HDAC inhibitors stimulate LIFR when it is repressed by hypoxia or PTHrP in breast cancer

J Bone Oncol. 2021 Dec 1;31:100407. doi: 10.1016/j.jbo.2021.100407. eCollection 2021 Dec.


Breast cancer cells frequently disseminate to the bone marrow, where they either induce osteolysis or enter a dormant state. Downregulation of leukemia inhibitory factor receptor (LIFR), a known breast tumor suppressor, enables otherwise dormant MCF7 human breast cancer cells to become aggressively osteolytic. Hypoxia (low oxygen tensions), which may develop in tumors as a pathological response to the metabolic demands of the proliferating cells and as a physiological state in the bone, downregulates LIFR in breast cancer cells independent of hypoxia-inducible factor (HIF) signaling. However, the mechanism by which LIFR is repressed in hypoxia is unknown. Histone deacetylase (HDAC) inhibitors stimulate LIFR by increasing histone acetylation in the proximal promoter and induce a dormancy phenotype in breast cancer cells inoculated into the mammary fat pad. We therefore aimed to determine whether hypoxia alters histone acetylation in the LIFR promoter, and whether HDAC inhibitors effectively stimulate LIFR in breast cancer cells residing in hypoxic microenvironments. Herein, we confirmed that disseminated MCF7 cells became hypoxic in the bone and that hypoxia increased the epigenetic transcriptional repressor H3K9me3 in the distal LIFR promoter while H3K9ac, which promotes transcription, was significantly reduced. Furthermore, HDAC inhibitor treatment rescued hypoxic repression and dramatically increased expression of LIFR, p38β, and p21, which regulate tumor dormancy.

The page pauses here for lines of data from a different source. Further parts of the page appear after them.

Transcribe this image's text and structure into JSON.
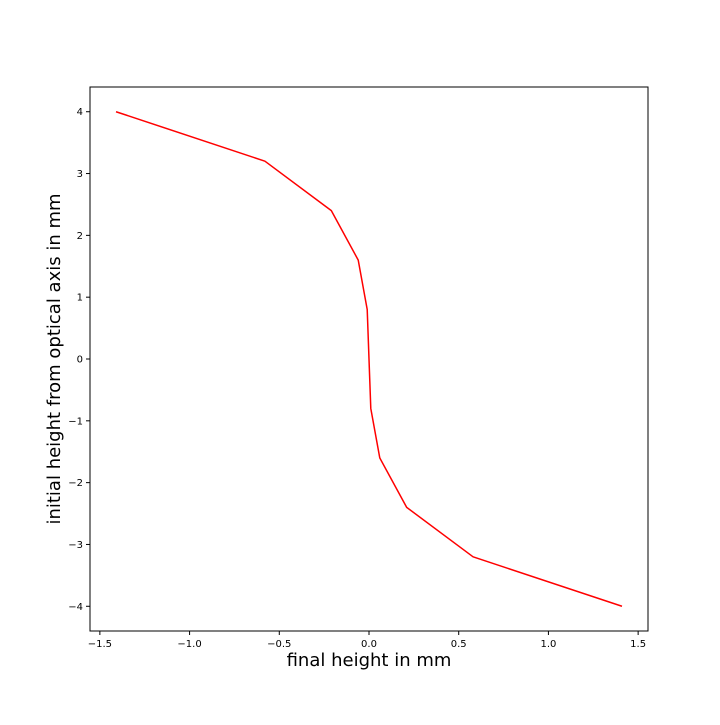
{
  "chart_data": {
    "type": "line",
    "title": "",
    "xlabel": "final height in mm",
    "ylabel": "initial height from optical axis in mm",
    "xlim": [
      -1.555,
      1.555
    ],
    "ylim": [
      -4.4,
      4.4
    ],
    "grid": false,
    "x_ticks": [
      -1.5,
      -1.0,
      -0.5,
      0.0,
      0.5,
      1.0,
      1.5
    ],
    "x_tick_labels": [
      "−1.5",
      "−1.0",
      "−0.5",
      "0.0",
      "0.5",
      "1.0",
      "1.5"
    ],
    "y_ticks": [
      4,
      3,
      2,
      1,
      0,
      -1,
      -2,
      -3,
      -4
    ],
    "y_tick_labels": [
      "4",
      "3",
      "2",
      "1",
      "0",
      "−1",
      "−2",
      "−3",
      "−4"
    ],
    "series": [
      {
        "color": "#ff0000",
        "x": [
          -1.41,
          -0.58,
          -0.21,
          -0.06,
          -0.01,
          0.01,
          0.06,
          0.21,
          0.58,
          1.41
        ],
        "y": [
          4.0,
          3.2,
          2.4,
          1.6,
          0.8,
          -0.8,
          -1.6,
          -2.4,
          -3.2,
          -4.0
        ]
      }
    ]
  }
}
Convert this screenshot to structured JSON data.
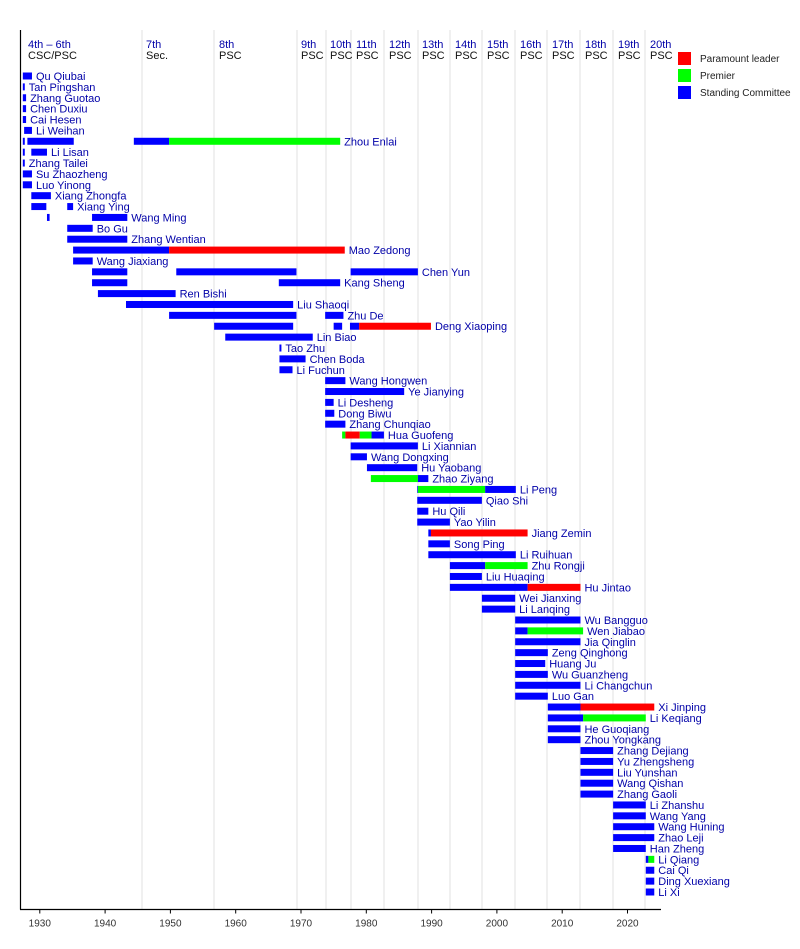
{
  "chart_data": {
    "type": "timeline",
    "xlim": [
      1927,
      2025
    ],
    "x_ticks": [
      "1930",
      "1940",
      "1950",
      "1960",
      "1970",
      "1980",
      "1990",
      "2000",
      "2010",
      "2020"
    ],
    "grid": true,
    "legend_position": "top-right",
    "legend": [
      {
        "role": "L",
        "label": "Paramount leader",
        "color": "#ff0000"
      },
      {
        "role": "P",
        "label": "Premier",
        "color": "#00ff00"
      },
      {
        "role": "S",
        "label": "Standing Committee",
        "color": "#0000ff"
      }
    ],
    "congresses": [
      {
        "line1": "4th – 6th",
        "line2": "CSC/PSC"
      },
      {
        "line1": "7th",
        "line2": "Sec."
      },
      {
        "line1": "8th",
        "line2": "PSC"
      },
      {
        "line1": "9th",
        "line2": "PSC"
      },
      {
        "line1": "10th",
        "line2": "PSC"
      },
      {
        "line1": "11th",
        "line2": "PSC"
      },
      {
        "line1": "12th",
        "line2": "PSC"
      },
      {
        "line1": "13th",
        "line2": "PSC"
      },
      {
        "line1": "14th",
        "line2": "PSC"
      },
      {
        "line1": "15th",
        "line2": "PSC"
      },
      {
        "line1": "16th",
        "line2": "PSC"
      },
      {
        "line1": "17th",
        "line2": "PSC"
      },
      {
        "line1": "18th",
        "line2": "PSC"
      },
      {
        "line1": "19th",
        "line2": "PSC"
      },
      {
        "line1": "20th",
        "line2": "PSC"
      }
    ],
    "rows": [
      {
        "name": "Qu Qiubai",
        "segments": [
          [
            1927.4,
            1928.8,
            "S"
          ]
        ]
      },
      {
        "name": "Tan Pingshan",
        "segments": [
          [
            1927.4,
            1927.7,
            "S"
          ]
        ]
      },
      {
        "name": "Zhang Guotao",
        "segments": [
          [
            1927.4,
            1927.9,
            "S"
          ]
        ]
      },
      {
        "name": "Chen Duxiu",
        "segments": [
          [
            1927.4,
            1927.9,
            "S"
          ]
        ]
      },
      {
        "name": "Cai Hesen",
        "segments": [
          [
            1927.4,
            1927.9,
            "S"
          ]
        ]
      },
      {
        "name": "Li Weihan",
        "segments": [
          [
            1927.6,
            1928.8,
            "S"
          ]
        ]
      },
      {
        "name": "Zhou Enlai",
        "segments": [
          [
            1927.4,
            1927.7,
            "S"
          ],
          [
            1928.1,
            1935.2,
            "S"
          ],
          [
            1944.4,
            1949.8,
            "S"
          ],
          [
            1949.8,
            1976.0,
            "P"
          ]
        ]
      },
      {
        "name": "Li Lisan",
        "segments": [
          [
            1927.4,
            1927.7,
            "S"
          ],
          [
            1928.7,
            1931.1,
            "S"
          ]
        ]
      },
      {
        "name": "Zhang Tailei",
        "segments": [
          [
            1927.4,
            1927.7,
            "S"
          ]
        ]
      },
      {
        "name": "Su Zhaozheng",
        "segments": [
          [
            1927.4,
            1928.8,
            "S"
          ]
        ]
      },
      {
        "name": "Luo Yinong",
        "segments": [
          [
            1927.4,
            1928.8,
            "S"
          ]
        ]
      },
      {
        "name": "Xiang Zhongfa",
        "segments": [
          [
            1928.7,
            1931.7,
            "S"
          ]
        ]
      },
      {
        "name": "Xiang Ying",
        "segments": [
          [
            1928.7,
            1931.0,
            "S"
          ],
          [
            1934.2,
            1935.1,
            "S"
          ]
        ]
      },
      {
        "name": "Wang Ming",
        "segments": [
          [
            1931.1,
            1931.5,
            "S"
          ],
          [
            1938.0,
            1943.4,
            "S"
          ]
        ]
      },
      {
        "name": "Bo Gu",
        "segments": [
          [
            1934.2,
            1938.1,
            "S"
          ]
        ]
      },
      {
        "name": "Zhang Wentian",
        "segments": [
          [
            1934.2,
            1943.4,
            "S"
          ]
        ]
      },
      {
        "name": "Mao Zedong",
        "segments": [
          [
            1935.1,
            1949.8,
            "S"
          ],
          [
            1949.8,
            1976.7,
            "L"
          ]
        ]
      },
      {
        "name": "Wang Jiaxiang",
        "segments": [
          [
            1935.1,
            1938.1,
            "S"
          ]
        ]
      },
      {
        "name": "Chen Yun",
        "segments": [
          [
            1938.0,
            1943.4,
            "S"
          ],
          [
            1950.9,
            1969.3,
            "S"
          ],
          [
            1977.6,
            1987.9,
            "S"
          ]
        ]
      },
      {
        "name": "Kang Sheng",
        "segments": [
          [
            1938.0,
            1943.4,
            "S"
          ],
          [
            1966.6,
            1976.0,
            "S"
          ]
        ]
      },
      {
        "name": "Ren Bishi",
        "segments": [
          [
            1938.9,
            1950.8,
            "S"
          ]
        ]
      },
      {
        "name": "Liu Shaoqi",
        "segments": [
          [
            1943.2,
            1968.8,
            "S"
          ]
        ]
      },
      {
        "name": "Zhu De",
        "segments": [
          [
            1949.8,
            1969.3,
            "S"
          ],
          [
            1973.7,
            1976.5,
            "S"
          ]
        ]
      },
      {
        "name": "Deng Xiaoping",
        "segments": [
          [
            1956.7,
            1968.8,
            "S"
          ],
          [
            1975.0,
            1976.3,
            "S"
          ],
          [
            1977.5,
            1978.9,
            "S"
          ],
          [
            1978.9,
            1989.9,
            "L"
          ]
        ]
      },
      {
        "name": "Lin Biao",
        "segments": [
          [
            1958.4,
            1971.8,
            "S"
          ]
        ]
      },
      {
        "name": "Tao Zhu",
        "segments": [
          [
            1966.7,
            1967.0,
            "S"
          ]
        ]
      },
      {
        "name": "Chen Boda",
        "segments": [
          [
            1966.7,
            1970.7,
            "S"
          ]
        ]
      },
      {
        "name": "Li Fuchun",
        "segments": [
          [
            1966.7,
            1968.7,
            "S"
          ]
        ]
      },
      {
        "name": "Wang Hongwen",
        "segments": [
          [
            1973.7,
            1976.8,
            "S"
          ]
        ]
      },
      {
        "name": "Ye Jianying",
        "segments": [
          [
            1973.7,
            1985.8,
            "S"
          ]
        ]
      },
      {
        "name": "Li Desheng",
        "segments": [
          [
            1973.7,
            1975.0,
            "S"
          ]
        ]
      },
      {
        "name": "Dong Biwu",
        "segments": [
          [
            1973.7,
            1975.1,
            "S"
          ]
        ]
      },
      {
        "name": "Zhang Chunqiao",
        "segments": [
          [
            1973.7,
            1976.8,
            "S"
          ]
        ]
      },
      {
        "name": "Hua Guofeng",
        "segments": [
          [
            1976.3,
            1976.8,
            "P"
          ],
          [
            1976.8,
            1979.0,
            "L"
          ],
          [
            1979.0,
            1980.8,
            "P"
          ],
          [
            1980.8,
            1982.7,
            "S"
          ]
        ]
      },
      {
        "name": "Li Xiannian",
        "segments": [
          [
            1977.6,
            1987.9,
            "S"
          ]
        ]
      },
      {
        "name": "Wang Dongxing",
        "segments": [
          [
            1977.6,
            1980.1,
            "S"
          ]
        ]
      },
      {
        "name": "Hu Yaobang",
        "segments": [
          [
            1980.1,
            1987.8,
            "S"
          ]
        ]
      },
      {
        "name": "Zhao Ziyang",
        "segments": [
          [
            1980.7,
            1987.9,
            "P"
          ],
          [
            1987.9,
            1989.5,
            "S"
          ]
        ]
      },
      {
        "name": "Li Peng",
        "segments": [
          [
            1987.8,
            1987.9,
            "S"
          ],
          [
            1987.9,
            1998.2,
            "P"
          ],
          [
            1998.2,
            2002.9,
            "S"
          ]
        ]
      },
      {
        "name": "Qiao Shi",
        "segments": [
          [
            1987.8,
            1997.7,
            "S"
          ]
        ]
      },
      {
        "name": "Hu Qili",
        "segments": [
          [
            1987.8,
            1989.5,
            "S"
          ]
        ]
      },
      {
        "name": "Yao Yilin",
        "segments": [
          [
            1987.8,
            1992.8,
            "S"
          ]
        ]
      },
      {
        "name": "Jiang Zemin",
        "segments": [
          [
            1989.5,
            1989.9,
            "S"
          ],
          [
            1989.9,
            2004.7,
            "L"
          ]
        ]
      },
      {
        "name": "Song Ping",
        "segments": [
          [
            1989.5,
            1992.8,
            "S"
          ]
        ]
      },
      {
        "name": "Li Ruihuan",
        "segments": [
          [
            1989.5,
            2002.9,
            "S"
          ]
        ]
      },
      {
        "name": "Zhu Rongji",
        "segments": [
          [
            1992.8,
            1998.2,
            "S"
          ],
          [
            1998.2,
            2004.7,
            "P"
          ]
        ]
      },
      {
        "name": "Liu Huaqing",
        "segments": [
          [
            1992.8,
            1997.7,
            "S"
          ]
        ]
      },
      {
        "name": "Hu Jintao",
        "segments": [
          [
            1992.8,
            2004.7,
            "S"
          ],
          [
            2004.7,
            2012.8,
            "L"
          ]
        ]
      },
      {
        "name": "Wei Jianxing",
        "segments": [
          [
            1997.7,
            2002.8,
            "S"
          ]
        ]
      },
      {
        "name": "Li Lanqing",
        "segments": [
          [
            1997.7,
            2002.8,
            "S"
          ]
        ]
      },
      {
        "name": "Wu Bangguo",
        "segments": [
          [
            2002.8,
            2012.8,
            "S"
          ]
        ]
      },
      {
        "name": "Wen Jiabao",
        "segments": [
          [
            2002.8,
            2004.7,
            "S"
          ],
          [
            2004.7,
            2013.2,
            "P"
          ]
        ]
      },
      {
        "name": "Jia Qinglin",
        "segments": [
          [
            2002.8,
            2012.8,
            "S"
          ]
        ]
      },
      {
        "name": "Zeng Qinghong",
        "segments": [
          [
            2002.8,
            2007.8,
            "S"
          ]
        ]
      },
      {
        "name": "Huang Ju",
        "segments": [
          [
            2002.8,
            2007.4,
            "S"
          ]
        ]
      },
      {
        "name": "Wu Guanzheng",
        "segments": [
          [
            2002.8,
            2007.8,
            "S"
          ]
        ]
      },
      {
        "name": "Li Changchun",
        "segments": [
          [
            2002.8,
            2012.8,
            "S"
          ]
        ]
      },
      {
        "name": "Luo Gan",
        "segments": [
          [
            2002.8,
            2007.8,
            "S"
          ]
        ]
      },
      {
        "name": "Xi Jinping",
        "segments": [
          [
            2007.8,
            2012.8,
            "S"
          ],
          [
            2012.8,
            2024.1,
            "L"
          ]
        ]
      },
      {
        "name": "Li Keqiang",
        "segments": [
          [
            2007.8,
            2013.2,
            "S"
          ],
          [
            2013.2,
            2022.8,
            "P"
          ]
        ]
      },
      {
        "name": "He Guoqiang",
        "segments": [
          [
            2007.8,
            2012.8,
            "S"
          ]
        ]
      },
      {
        "name": "Zhou Yongkang",
        "segments": [
          [
            2007.8,
            2012.8,
            "S"
          ]
        ]
      },
      {
        "name": "Zhang Dejiang",
        "segments": [
          [
            2012.8,
            2017.8,
            "S"
          ]
        ]
      },
      {
        "name": "Yu Zhengsheng",
        "segments": [
          [
            2012.8,
            2017.8,
            "S"
          ]
        ]
      },
      {
        "name": "Liu Yunshan",
        "segments": [
          [
            2012.8,
            2017.8,
            "S"
          ]
        ]
      },
      {
        "name": "Wang Qishan",
        "segments": [
          [
            2012.8,
            2017.8,
            "S"
          ]
        ]
      },
      {
        "name": "Zhang Gaoli",
        "segments": [
          [
            2012.8,
            2017.8,
            "S"
          ]
        ]
      },
      {
        "name": "Li Zhanshu",
        "segments": [
          [
            2017.8,
            2022.8,
            "S"
          ]
        ]
      },
      {
        "name": "Wang Yang",
        "segments": [
          [
            2017.8,
            2022.8,
            "S"
          ]
        ]
      },
      {
        "name": "Wang Huning",
        "segments": [
          [
            2017.8,
            2024.1,
            "S"
          ]
        ]
      },
      {
        "name": "Zhao Leji",
        "segments": [
          [
            2017.8,
            2024.1,
            "S"
          ]
        ]
      },
      {
        "name": "Han Zheng",
        "segments": [
          [
            2017.8,
            2022.8,
            "S"
          ]
        ]
      },
      {
        "name": "Li Qiang",
        "segments": [
          [
            2022.8,
            2023.2,
            "S"
          ],
          [
            2023.2,
            2024.1,
            "P"
          ]
        ]
      },
      {
        "name": "Cai Qi",
        "segments": [
          [
            2022.8,
            2024.1,
            "S"
          ]
        ]
      },
      {
        "name": "Ding Xuexiang",
        "segments": [
          [
            2022.8,
            2024.1,
            "S"
          ]
        ]
      },
      {
        "name": "Li Xi",
        "segments": [
          [
            2022.8,
            2024.1,
            "S"
          ]
        ]
      }
    ]
  }
}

In a second model of LIFR repression, in which parathyroid hormone-related protein (PTHrP) suppresses LIFR expression, we found that PTHrP binds to the distal LIFR promoter, and that PTHrP suppression of LIFR protein is similarly reversed by HDAC inhibitor treatment. Together, these data suggest that HDAC inhibitors stimulate LIFR regardless of the way it is repressed by the microenvironment.